Ms. Whitcomb assumed a range of roles in her complex relationship with Rexroth who was 20 years her senior, from editing his work, to hosting the celebrated Friday night soirees at their Scott Street apartment, to helping organize Alan Ginsberg’s first public reading of Howl at The Six Gallery. But it was as muse to Rexroth that Ms. Whitcomb emerged most prominently, inspiring many of his best-known love poems of that period.

     Although a talented poet and writer in her own right, Ms. Whitcomb’s own voice remained quiet and her work unpublished. Her position in the burgeoning artistic avant-garde of post-World War II San Francisco captured both the possibilities and perils for independent women of that time.  In their embrace of countercultural currents and the promise of new freedoms, it was not uncommon for unconventional, idealistic women to find themselves the objects of verse, and the providers of emotional and financial support, rather than subjects in their own stories with access to personal authorship and equal opportunity.

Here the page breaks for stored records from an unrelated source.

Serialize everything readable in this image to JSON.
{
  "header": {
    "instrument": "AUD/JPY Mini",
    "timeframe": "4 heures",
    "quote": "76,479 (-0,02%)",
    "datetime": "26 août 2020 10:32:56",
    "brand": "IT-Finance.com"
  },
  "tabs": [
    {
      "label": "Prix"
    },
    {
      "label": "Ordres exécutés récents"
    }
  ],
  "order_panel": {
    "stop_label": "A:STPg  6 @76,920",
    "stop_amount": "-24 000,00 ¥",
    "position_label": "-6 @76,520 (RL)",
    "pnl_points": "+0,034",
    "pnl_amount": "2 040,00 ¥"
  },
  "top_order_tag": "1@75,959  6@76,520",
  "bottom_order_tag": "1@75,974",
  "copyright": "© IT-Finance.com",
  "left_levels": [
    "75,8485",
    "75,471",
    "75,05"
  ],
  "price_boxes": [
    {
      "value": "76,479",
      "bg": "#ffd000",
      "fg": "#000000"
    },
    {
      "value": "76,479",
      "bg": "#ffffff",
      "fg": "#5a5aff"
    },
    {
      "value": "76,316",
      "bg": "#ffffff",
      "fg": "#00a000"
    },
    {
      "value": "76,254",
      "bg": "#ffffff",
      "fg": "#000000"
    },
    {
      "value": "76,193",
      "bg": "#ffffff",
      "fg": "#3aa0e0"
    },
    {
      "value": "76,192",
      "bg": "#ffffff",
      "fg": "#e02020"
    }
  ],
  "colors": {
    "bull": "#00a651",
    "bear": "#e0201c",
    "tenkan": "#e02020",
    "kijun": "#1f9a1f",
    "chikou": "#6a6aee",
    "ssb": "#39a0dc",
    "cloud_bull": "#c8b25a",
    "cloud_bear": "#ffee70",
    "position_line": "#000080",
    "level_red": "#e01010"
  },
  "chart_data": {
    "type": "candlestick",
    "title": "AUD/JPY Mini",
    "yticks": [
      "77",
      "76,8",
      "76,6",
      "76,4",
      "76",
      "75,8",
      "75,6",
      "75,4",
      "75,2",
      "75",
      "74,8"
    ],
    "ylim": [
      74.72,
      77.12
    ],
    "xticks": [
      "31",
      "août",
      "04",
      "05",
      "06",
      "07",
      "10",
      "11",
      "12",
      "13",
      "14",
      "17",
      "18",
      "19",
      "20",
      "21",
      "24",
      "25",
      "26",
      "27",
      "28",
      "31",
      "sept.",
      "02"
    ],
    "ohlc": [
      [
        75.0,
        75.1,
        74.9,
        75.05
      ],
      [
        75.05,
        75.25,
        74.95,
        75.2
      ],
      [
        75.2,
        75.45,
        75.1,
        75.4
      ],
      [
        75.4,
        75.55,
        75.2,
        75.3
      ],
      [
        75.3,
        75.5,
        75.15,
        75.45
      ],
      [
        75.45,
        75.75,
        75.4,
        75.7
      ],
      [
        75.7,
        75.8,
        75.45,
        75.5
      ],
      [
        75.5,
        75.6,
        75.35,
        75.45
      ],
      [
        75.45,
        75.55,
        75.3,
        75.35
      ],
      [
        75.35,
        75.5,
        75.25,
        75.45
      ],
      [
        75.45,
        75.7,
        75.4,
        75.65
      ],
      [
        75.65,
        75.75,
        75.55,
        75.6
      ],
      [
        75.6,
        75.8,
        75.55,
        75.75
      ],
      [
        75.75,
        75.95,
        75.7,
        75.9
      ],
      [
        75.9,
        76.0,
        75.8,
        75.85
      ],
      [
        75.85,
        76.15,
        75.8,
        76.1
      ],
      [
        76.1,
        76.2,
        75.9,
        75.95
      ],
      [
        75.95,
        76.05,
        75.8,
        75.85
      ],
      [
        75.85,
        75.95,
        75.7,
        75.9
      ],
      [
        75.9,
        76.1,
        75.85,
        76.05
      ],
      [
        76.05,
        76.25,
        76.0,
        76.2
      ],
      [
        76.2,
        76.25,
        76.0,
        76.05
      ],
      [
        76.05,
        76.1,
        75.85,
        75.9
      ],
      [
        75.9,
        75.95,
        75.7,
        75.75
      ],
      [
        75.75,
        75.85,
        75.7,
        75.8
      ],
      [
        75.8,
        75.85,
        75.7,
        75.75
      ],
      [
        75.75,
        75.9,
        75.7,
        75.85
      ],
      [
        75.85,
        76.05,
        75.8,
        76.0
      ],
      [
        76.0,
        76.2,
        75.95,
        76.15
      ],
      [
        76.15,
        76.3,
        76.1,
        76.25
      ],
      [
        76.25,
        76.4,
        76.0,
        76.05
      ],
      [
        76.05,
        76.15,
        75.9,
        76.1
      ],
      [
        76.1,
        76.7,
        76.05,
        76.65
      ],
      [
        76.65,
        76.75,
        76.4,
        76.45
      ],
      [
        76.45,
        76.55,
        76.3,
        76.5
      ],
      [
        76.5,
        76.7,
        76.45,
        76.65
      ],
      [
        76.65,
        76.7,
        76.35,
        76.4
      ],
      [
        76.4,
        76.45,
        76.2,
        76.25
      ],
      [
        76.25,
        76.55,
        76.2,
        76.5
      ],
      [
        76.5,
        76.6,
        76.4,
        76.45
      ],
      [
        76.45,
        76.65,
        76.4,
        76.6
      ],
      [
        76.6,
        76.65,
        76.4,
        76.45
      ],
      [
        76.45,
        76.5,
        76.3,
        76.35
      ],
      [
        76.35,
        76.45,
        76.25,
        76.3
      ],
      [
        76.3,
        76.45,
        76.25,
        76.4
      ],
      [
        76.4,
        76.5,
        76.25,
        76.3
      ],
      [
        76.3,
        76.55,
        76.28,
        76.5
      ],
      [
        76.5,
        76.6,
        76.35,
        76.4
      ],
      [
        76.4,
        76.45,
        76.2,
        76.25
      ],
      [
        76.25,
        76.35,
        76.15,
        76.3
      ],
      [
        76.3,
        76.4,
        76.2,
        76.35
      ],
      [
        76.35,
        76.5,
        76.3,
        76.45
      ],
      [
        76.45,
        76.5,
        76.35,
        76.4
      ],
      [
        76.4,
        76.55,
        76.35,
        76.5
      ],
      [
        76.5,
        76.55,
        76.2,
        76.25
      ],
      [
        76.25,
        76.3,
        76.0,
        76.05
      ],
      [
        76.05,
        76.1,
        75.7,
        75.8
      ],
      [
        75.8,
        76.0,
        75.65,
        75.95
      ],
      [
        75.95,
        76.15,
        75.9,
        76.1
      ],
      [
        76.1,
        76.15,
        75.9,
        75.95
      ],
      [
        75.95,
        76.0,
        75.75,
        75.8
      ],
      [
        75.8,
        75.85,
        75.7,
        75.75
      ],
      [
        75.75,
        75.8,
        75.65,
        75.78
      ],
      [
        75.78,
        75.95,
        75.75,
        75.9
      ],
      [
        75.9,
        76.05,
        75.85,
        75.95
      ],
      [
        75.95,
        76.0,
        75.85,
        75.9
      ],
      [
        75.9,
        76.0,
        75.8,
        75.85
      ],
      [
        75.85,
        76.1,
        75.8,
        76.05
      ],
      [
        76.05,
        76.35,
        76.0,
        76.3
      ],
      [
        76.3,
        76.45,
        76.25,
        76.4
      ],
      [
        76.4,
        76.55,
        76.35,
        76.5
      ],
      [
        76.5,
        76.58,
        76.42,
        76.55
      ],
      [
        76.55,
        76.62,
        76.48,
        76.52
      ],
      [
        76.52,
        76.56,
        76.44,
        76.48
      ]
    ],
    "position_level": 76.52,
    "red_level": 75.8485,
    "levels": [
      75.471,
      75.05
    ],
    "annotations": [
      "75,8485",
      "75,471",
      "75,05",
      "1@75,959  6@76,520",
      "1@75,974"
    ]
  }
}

     Ms. Whitcomb’s small surviving body or work reflects both the depth of her talents and the despair born of disillusioned hopes, domestic rhythms, and lost love.

     For example:

                   I sleep by the sign of the

                   clock in my room with the

                   hands that are broken

                   turned to the dust that I

                   swept to the corner

                   in my room with the sign

                   from a clock timing

                   love that is lost and

                   set free in alarm.

Kenneth Rexroth & Marthe Whitcomb

     It was during her graduate studies at Berkeley that Ms. Whitcomb met Kenneth Rexroth, with whom she had two daughters, Mary (now Mariana) and Katharine, prior to their divorce in 1961. Ms. Whitcomb was subsequently married to Stephen Schoen, with whom she had one daughter, Sarah, and whom she subsequently divorced. Following her divorces, and consistent with her abiding belief in the power of words to determine personal identity, Ms. Whitcomb legally changed her name, choosing not her original maiden name of Larsen, but Whitcomb, a name that belonged to the birth parents of her father who was adopted.

Ms. Whitcomb was born June 10, 1926, in Dayton, Kentucky, the oldest of four siblings. She was a brilliant, politically active student, who believed that immersion in intellectual life could provide an escape from the limitations and hardships of her early upbringing.  Ms. Whitcomb earned a full scholarship to attend college and was the first in her working class family to do so. She moved to San Francisco in her late teens to study philosophy at Mills College, before going on to graduate school in philosophy at the University of California, Berkeley. Later in her life, Ms. Whitcomb returned to graduate school and earned an M.A. in counseling psychology from the University of San Francisco.

A resident of the San Francisco Bay Area for most of her adult life, Ms. Whitcomb moved to Brooklyn in 2011 to be close to her youngest daughter and grandchildren.  She died in 2013 at age 86.  She is survived by her brother James Larsen, her daughters Mariana Rexroth and Sarah Schoen, Sarah’s husband, Steven Tublin, her son-in-law Andrew Leavitt (married to her daughter Katharine, who predeceased her), and her grandchildren Joshua, Eli, Esme, and August.